Irrigation and Agriculture: Irrigation was considered the key to further developing Taiwan's agriculture, which was plagued by uneven rainfall. Concrete dams, reservoirs, and large aqueducts formed an extensive irrigation project that brought thousands of acres of poor farmland into production. Arable land for rice production increased by more than 74 percent and sugar cane, by 30 percent. The enormous increase in sugar cane production is considered to be one of the most spectacular achievements of Japanese colonization. Over a period of 30 years (1905-1935) the area planted in sugar cane increased 500 percent and output skyrocketed. By 1939, Taiwan was the world's seventh largest sugar producer.

Industry: The Japanese policy of an agricultural Taiwan and industrial Japan did not call for significant development of Taiwan's industry. Factories during the period were small--95 percent had fewer than 30 workers. Finally, during World War II, military necessity led the Japanese to develop in Taiwan strategic industries including aluminum, chemicals, oil refining, metals, and shipbuilding.
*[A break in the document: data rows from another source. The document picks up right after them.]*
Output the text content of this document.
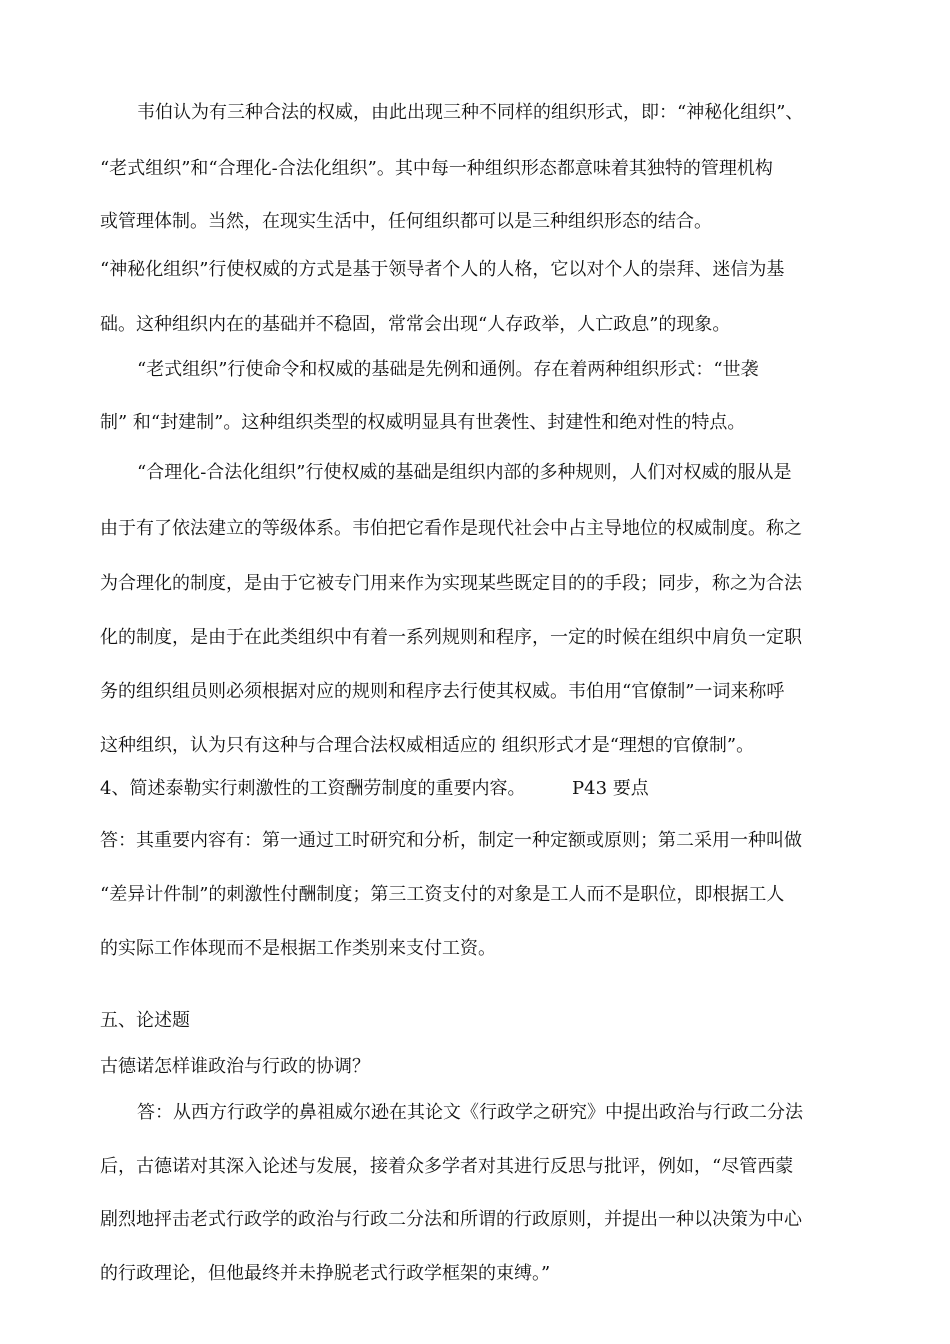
韦伯认为有三种合法的权威，由此出现三种不同样的组织形式，即：“神秘化组织”、
“老式组织”和“合理化-合法化组织”。其中每一种组织形态都意味着其独特的管理机构
或管理体制。当然，在现实生活中，任何组织都可以是三种组织形态的结合。
“神秘化组织”行使权威的方式是基于领导者个人的人格，它以对个人的崇拜、迷信为基
础。这种组织内在的基础并不稳固，常常会出现“人存政举，人亡政息”的现象。
“老式组织”行使命令和权威的基础是先例和通例。存在着两种组织形式：“世袭
制” 和“封建制”。这种组织类型的权威明显具有世袭性、封建性和绝对性的特点。
“合理化-合法化组织”行使权威的基础是组织内部的多种规则，人们对权威的服从是
由于有了依法建立的等级体系。韦伯把它看作是现代社会中占主导地位的权威制度。称之
为合理化的制度，是由于它被专门用来作为实现某些既定目的的手段；同步，称之为合法
化的制度，是由于在此类组织中有着一系列规则和程序，一定的时候在组织中肩负一定职
务的组织组员则必须根据对应的规则和程序去行使其权威。韦伯用“官僚制”一词来称呼
这种组织，认为只有这种与合理合法权威相适应的 组织形式才是“理想的官僚制”。
4、简述泰勒实行刺激性的工资酬劳制度的重要内容。	P43 要点
答：其重要内容有：第一通过工时研究和分析，制定一种定额或原则；第二采用一种叫做
“差异计件制”的刺激性付酬制度；第三工资支付的对象是工人而不是职位，即根据工人
的实际工作体现而不是根据工作类别来支付工资。
五、论述题
古德诺怎样谁政治与行政的协调？
答：从西方行政学的鼻祖威尔逊在其论文《行政学之研究》中提出政治与行政二分法
后，古德诺对其深入论述与发展，接着众多学者对其进行反思与批评，例如，“尽管西蒙
剧烈地抨击老式行政学的政治与行政二分法和所谓的行政原则，并提出一种以决策为中心
的行政理论，但他最终并未挣脱老式行政学框架的束缚。”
Around 90 percent of Taiwan's foreign trade was with Japan, mostly agricultural.

Hydroelectric Power: Heavy rainfall and swift mountain streams on the island made hydroelectric power attractive to colonial administrators. In the 1930s, a large-scale project utilizing Sun Moon Lake 日月潭 and the Choshui River 濁水溪, greatly increased electric power, thus boosting aluminum, chemical, and steel alloy production.

Despite the Japanese success in transforming Taiwan into a society that, economically, was rather modern in comparison with its neighbors, alien rule came at a heavy cost. Economic development was primarily for the benefit of Japan and not Taiwan. The Taiwanese were denied self-government and democracy and kept out of high positions at all levels of society. People were taught to see themselves as Japanese instead of Chinese, and in fact, during the Second World War, tens of thousands joined the Japanese military. Liberation from colonial rule would only come with the total defeat of Japan in 1945 and Taiwan's return to China.